What happened after that? Again, it gets worse. We saw that the original of the story (in Greek) has two terms for the lover: doulos and pais, the latter only used by the centurion about “my boy.” The most important early translation of the Bible, that in Latin (the Vulgate) retains that distinction. The centurion talks about the lover as “puer meus” (Latin for “my boy / young male”), while others call him “servus” (which in Latin means slave, not servant). In that sense, the Latin translation overcorrects and must have sounded a little creepy.
Later translations, like the King James Bible, try their best to hide the distinction. Suddenly, the two words pais and doulos are conflated into servant. The farther you go from the story, the less it is about a gay lover. It’s not the “crime” of homophobia that is easy to prove, but the attempt to cover up.
Read the passage in Matthew above, with the correct terms inserted, and feel the discomfort that must have arisen in homophobes:
5 When Jesus had entered Capernaum, a centurion came to him, asking for help. 6 “Lord,” he said, “my boy(friend) lies at home paralyzed, suffering terribly.”
7 Jesus said to him, “Shall I come and heal him?”
8 The centurion replied, “Lord, I do not deserve to have you come under my roof. But just say the word, and my boy(friend) will be healed. 9 For I myself am a man under authority, with soldiers under me. I tell this one, ‘Go,’ and he goes; and that one, ‘Come,’ and he comes. I say to my slave, ‘Do this,’ and he does it.”
How does our perception of the story change if it was indeed about a gay lover? For one, the reference to a centurion isn’t necessarily about a non-Jew anymore. Jewish society didn’t accept gay couples of any form, especially not pederastic ones, and the fact this couple was not Jewish may just have been to explain why they existed as a couple in the first place.

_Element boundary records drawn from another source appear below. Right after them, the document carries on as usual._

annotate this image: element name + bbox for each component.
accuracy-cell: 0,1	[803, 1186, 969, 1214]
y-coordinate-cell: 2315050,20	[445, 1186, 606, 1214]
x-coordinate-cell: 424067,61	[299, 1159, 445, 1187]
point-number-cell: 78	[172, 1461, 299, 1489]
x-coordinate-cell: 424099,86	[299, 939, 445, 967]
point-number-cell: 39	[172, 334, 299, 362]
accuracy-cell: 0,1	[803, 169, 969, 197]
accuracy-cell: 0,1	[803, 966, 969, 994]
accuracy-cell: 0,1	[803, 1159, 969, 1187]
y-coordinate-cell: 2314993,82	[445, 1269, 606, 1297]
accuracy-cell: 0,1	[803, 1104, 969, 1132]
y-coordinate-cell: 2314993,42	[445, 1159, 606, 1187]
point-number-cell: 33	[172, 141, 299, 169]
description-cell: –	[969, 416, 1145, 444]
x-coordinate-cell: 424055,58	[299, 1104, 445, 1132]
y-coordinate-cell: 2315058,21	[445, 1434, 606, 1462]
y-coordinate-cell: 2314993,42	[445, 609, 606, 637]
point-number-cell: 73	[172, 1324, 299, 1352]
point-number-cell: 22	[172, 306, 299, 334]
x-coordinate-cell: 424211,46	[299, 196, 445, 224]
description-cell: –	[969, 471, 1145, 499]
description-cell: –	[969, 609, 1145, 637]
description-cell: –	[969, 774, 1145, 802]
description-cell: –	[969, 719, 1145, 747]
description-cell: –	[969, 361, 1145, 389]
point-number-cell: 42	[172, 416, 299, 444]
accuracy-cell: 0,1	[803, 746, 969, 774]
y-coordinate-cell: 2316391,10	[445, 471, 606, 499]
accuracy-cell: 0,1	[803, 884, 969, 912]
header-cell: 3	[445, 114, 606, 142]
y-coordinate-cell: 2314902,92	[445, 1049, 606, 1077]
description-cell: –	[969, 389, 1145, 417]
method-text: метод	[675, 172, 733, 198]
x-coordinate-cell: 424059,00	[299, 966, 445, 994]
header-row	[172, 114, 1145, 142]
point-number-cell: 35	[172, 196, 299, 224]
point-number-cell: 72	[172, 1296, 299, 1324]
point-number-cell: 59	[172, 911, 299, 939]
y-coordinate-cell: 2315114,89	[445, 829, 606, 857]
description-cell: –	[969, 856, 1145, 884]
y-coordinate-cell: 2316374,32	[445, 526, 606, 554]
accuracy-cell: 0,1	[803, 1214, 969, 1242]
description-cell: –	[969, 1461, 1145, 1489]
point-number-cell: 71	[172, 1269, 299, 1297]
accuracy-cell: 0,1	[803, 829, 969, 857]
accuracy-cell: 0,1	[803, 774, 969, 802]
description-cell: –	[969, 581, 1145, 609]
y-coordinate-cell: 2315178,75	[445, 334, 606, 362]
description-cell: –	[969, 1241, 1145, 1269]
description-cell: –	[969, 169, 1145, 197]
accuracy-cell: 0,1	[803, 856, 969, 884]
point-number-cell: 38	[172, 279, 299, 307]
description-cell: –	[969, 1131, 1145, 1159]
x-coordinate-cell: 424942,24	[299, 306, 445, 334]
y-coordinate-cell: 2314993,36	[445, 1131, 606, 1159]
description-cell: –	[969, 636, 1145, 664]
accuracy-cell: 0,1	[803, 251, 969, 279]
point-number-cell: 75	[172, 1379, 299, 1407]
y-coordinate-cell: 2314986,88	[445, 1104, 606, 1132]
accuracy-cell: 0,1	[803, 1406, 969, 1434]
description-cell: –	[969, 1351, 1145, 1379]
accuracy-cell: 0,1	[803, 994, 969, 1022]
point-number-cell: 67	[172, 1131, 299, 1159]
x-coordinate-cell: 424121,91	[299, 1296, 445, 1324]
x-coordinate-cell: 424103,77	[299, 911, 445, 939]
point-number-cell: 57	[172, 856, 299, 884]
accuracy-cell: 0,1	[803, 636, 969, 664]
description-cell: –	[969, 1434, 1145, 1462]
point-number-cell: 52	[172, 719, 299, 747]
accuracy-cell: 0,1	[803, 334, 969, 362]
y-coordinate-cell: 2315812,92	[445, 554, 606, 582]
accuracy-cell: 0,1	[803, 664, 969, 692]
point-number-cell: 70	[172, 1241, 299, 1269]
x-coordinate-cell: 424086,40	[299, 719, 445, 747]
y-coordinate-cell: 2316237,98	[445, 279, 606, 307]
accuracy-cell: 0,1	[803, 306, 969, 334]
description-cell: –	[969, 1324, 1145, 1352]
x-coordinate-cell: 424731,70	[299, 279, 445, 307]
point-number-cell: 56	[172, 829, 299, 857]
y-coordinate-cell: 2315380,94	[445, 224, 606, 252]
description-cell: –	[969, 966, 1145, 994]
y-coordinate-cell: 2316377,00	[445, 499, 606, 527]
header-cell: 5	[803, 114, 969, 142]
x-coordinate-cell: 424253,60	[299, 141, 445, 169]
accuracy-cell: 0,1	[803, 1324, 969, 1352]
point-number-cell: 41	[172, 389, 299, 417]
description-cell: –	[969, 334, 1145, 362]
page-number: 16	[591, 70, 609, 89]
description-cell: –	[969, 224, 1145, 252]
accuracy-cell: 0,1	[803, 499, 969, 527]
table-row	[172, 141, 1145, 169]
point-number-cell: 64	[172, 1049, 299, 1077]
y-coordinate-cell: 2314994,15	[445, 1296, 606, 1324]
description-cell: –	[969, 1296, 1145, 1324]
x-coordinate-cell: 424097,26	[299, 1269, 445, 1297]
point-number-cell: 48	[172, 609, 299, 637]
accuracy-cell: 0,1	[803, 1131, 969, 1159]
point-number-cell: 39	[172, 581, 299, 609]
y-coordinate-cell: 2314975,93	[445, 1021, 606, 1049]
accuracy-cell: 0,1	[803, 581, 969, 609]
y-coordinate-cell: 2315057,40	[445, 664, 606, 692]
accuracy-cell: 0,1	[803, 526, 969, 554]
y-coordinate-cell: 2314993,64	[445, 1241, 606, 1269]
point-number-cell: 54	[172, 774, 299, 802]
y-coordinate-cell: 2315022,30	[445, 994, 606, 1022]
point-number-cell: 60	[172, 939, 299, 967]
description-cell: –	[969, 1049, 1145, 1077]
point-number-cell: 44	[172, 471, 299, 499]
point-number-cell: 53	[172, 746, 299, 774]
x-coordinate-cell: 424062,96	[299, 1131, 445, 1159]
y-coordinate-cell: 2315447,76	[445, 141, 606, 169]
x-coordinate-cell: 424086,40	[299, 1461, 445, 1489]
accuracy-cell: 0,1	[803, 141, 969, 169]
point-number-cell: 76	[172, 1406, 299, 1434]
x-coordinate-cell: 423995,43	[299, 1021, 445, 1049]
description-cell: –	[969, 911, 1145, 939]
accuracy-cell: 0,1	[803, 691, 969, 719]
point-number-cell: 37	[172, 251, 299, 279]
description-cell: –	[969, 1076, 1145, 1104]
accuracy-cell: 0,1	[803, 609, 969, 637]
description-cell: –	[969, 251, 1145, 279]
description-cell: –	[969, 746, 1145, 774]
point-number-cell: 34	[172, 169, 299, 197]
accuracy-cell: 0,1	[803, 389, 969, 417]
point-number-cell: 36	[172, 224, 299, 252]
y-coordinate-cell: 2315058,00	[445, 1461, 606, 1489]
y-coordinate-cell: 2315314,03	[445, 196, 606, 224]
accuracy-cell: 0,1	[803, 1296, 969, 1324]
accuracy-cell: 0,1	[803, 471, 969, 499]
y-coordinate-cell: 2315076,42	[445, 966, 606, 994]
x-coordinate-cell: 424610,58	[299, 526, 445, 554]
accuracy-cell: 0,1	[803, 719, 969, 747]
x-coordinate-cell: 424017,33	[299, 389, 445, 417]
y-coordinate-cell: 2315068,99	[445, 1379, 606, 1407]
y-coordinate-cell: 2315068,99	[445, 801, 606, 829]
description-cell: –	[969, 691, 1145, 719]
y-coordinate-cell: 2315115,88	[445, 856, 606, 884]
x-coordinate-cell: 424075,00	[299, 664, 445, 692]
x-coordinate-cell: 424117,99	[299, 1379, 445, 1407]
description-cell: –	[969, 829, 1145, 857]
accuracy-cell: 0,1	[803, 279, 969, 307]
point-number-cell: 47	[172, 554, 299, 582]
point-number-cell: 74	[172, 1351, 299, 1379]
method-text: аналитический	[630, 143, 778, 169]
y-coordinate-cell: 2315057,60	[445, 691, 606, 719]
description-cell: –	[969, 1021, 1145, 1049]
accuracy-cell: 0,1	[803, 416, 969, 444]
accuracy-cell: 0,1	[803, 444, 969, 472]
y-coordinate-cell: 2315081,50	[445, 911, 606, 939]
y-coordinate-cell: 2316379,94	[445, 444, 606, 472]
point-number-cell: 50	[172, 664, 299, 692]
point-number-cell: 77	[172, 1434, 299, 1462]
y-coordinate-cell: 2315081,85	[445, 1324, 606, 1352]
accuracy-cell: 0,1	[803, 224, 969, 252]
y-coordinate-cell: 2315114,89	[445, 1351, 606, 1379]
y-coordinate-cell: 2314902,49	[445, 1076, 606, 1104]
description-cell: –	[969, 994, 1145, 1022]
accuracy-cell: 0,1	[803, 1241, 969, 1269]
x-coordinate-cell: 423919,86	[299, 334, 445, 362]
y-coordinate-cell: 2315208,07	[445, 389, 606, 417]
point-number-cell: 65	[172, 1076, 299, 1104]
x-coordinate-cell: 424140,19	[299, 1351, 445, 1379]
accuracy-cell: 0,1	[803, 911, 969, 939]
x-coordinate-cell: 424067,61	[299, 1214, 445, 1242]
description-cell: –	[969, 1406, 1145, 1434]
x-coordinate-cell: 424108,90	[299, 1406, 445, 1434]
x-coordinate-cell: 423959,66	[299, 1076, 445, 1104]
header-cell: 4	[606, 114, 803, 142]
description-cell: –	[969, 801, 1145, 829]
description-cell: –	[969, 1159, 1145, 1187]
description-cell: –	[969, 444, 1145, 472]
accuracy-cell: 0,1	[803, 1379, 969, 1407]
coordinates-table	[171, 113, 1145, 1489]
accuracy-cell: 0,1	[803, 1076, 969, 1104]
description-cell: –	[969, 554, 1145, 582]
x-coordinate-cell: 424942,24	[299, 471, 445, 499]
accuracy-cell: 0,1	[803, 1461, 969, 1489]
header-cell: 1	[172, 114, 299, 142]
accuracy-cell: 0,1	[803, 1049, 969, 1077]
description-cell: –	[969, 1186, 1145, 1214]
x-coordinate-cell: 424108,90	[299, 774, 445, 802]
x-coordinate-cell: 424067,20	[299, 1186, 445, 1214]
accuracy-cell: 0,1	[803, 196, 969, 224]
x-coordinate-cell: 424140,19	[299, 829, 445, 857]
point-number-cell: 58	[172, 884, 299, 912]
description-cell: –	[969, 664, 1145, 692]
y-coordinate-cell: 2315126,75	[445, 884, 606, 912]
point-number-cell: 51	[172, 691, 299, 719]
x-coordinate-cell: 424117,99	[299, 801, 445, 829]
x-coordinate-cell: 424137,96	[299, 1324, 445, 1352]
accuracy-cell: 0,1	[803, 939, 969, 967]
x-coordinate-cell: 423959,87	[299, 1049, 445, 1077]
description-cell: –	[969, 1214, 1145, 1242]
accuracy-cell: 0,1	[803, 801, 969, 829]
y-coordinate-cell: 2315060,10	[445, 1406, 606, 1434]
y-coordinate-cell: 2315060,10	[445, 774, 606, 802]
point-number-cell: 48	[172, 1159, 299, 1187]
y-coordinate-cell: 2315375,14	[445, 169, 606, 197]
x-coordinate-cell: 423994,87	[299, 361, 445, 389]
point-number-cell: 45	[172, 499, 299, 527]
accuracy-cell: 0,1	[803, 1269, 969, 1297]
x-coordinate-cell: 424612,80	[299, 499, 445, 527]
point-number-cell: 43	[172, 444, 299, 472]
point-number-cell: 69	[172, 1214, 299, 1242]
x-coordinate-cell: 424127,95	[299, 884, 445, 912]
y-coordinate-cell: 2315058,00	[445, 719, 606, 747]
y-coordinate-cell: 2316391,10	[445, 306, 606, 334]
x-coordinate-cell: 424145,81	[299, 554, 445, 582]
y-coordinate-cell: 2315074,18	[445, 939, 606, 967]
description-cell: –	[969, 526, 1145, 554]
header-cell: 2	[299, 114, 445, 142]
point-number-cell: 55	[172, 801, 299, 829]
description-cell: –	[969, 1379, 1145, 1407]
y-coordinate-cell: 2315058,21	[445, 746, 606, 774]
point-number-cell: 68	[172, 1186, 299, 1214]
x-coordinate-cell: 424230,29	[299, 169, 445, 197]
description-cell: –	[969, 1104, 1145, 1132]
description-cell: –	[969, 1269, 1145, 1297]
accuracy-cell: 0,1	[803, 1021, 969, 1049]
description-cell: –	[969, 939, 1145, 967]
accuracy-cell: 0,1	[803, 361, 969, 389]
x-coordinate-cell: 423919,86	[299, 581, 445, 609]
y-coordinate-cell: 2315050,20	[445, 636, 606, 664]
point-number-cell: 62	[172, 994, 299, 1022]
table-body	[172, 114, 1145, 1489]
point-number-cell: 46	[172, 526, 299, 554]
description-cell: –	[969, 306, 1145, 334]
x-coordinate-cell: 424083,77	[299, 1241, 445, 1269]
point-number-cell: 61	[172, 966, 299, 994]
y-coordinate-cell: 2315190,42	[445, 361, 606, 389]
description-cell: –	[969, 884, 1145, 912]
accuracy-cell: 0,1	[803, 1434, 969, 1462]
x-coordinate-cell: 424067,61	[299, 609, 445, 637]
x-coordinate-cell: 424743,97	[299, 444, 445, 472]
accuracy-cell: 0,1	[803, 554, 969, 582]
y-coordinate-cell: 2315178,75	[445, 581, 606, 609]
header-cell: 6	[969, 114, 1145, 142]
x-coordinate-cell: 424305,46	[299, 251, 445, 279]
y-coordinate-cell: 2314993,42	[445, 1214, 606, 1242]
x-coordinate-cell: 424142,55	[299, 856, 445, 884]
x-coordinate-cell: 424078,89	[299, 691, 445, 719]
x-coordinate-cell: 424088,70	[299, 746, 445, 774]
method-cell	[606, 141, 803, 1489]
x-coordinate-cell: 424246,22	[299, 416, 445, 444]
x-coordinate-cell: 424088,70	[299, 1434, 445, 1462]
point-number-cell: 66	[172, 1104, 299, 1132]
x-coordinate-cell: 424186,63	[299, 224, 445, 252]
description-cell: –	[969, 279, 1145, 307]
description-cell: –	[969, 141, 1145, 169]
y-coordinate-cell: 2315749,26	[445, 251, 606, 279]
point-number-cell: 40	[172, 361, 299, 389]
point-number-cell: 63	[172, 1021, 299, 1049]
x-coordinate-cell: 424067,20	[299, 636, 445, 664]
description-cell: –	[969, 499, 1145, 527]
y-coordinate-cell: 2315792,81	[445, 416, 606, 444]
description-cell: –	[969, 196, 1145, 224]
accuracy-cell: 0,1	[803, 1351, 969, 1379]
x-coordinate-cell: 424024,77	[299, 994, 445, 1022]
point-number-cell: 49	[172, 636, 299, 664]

This reading would also explain a lot of things about the story itself. First of all, it would explain why the centurion is so interested in healing this servant – his lover. Then, it also conveniently explains why Luke doesn’t want Jesus to talk with the centurion directly, maybe a scandal too big for the author of that Gospel. Finally, this version of the story also explains why the screed against the Jews is present only in Matthew (who loves that weeping and gnashing of teeth!): it’s not about the Jews vs. the Romans, it’s about Jesus reasserting the notion that sinners can be closer to God than the righteous.
This last fact is one of the most frequently suppressed notions of the Gospels. Jesus again and again engages with sinners – or what passed as sinners at the time, e.g. lepers – and reunites them with God. On the other hand, he condemns the righteous over and over. This story of Jesus being pleased with the faith of a sinner fits into that narrative perfectly: faith trumps sin, compassion trumps sacrifice, any day for Jesus.